General virtualization best practices
- Only run on versions of VMware products that are actively supported.
- Install VMware Tools.
- Set all of your ESXi hosts to use the same internal NTP server for time synchronization.
- Guest virtual machines should be configured to use the same NTP source, or alternatively have VMware Tools synchronize the time with the host.
- Configure DNS servers for short and fully qualified domain names for your ESXi hosts.
- Configure DNS servers for your Rhapsody virtual machines for both short and fully qualified domain name.
- When allocating virtual machine memory resources, allocate enough for the operating system and all running applications, including the Rhapsody JVM.

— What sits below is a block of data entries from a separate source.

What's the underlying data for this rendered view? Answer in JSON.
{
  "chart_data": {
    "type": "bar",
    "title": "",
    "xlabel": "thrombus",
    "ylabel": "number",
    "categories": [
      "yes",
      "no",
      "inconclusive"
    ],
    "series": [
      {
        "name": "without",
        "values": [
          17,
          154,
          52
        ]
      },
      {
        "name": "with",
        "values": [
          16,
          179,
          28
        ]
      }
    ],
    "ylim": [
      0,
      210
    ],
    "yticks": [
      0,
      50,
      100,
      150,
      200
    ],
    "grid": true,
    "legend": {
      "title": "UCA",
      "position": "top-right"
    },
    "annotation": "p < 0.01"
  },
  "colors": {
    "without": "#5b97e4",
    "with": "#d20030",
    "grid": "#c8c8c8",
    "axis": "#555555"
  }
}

- When using virtualized disks on supported physical architecture for the Rhapsody datastore, provision them as thick provision with the eager zero option for maximum performance.
- Limit the use of snapshots in production as they can negatively impact disk I/O performance.
- Utilize a system monitoring product to proactively monitor the health of your hosts, storage, virtual machines, and applications.
- Keep all drivers, firmware, and BIOS up to date on your ESXi hosts.
- Test and apply all VMware software patches in a timely manner.
- Unless you plan to move a virtual machine to older versions of ESXi hosts, always use the highest version of virtual hardware compatible with all of your hosts and keep VMware tools installed with the version applicable to your firmware level.
Refer to Best practices for running Java in a virtual machine (1008480) for additional information.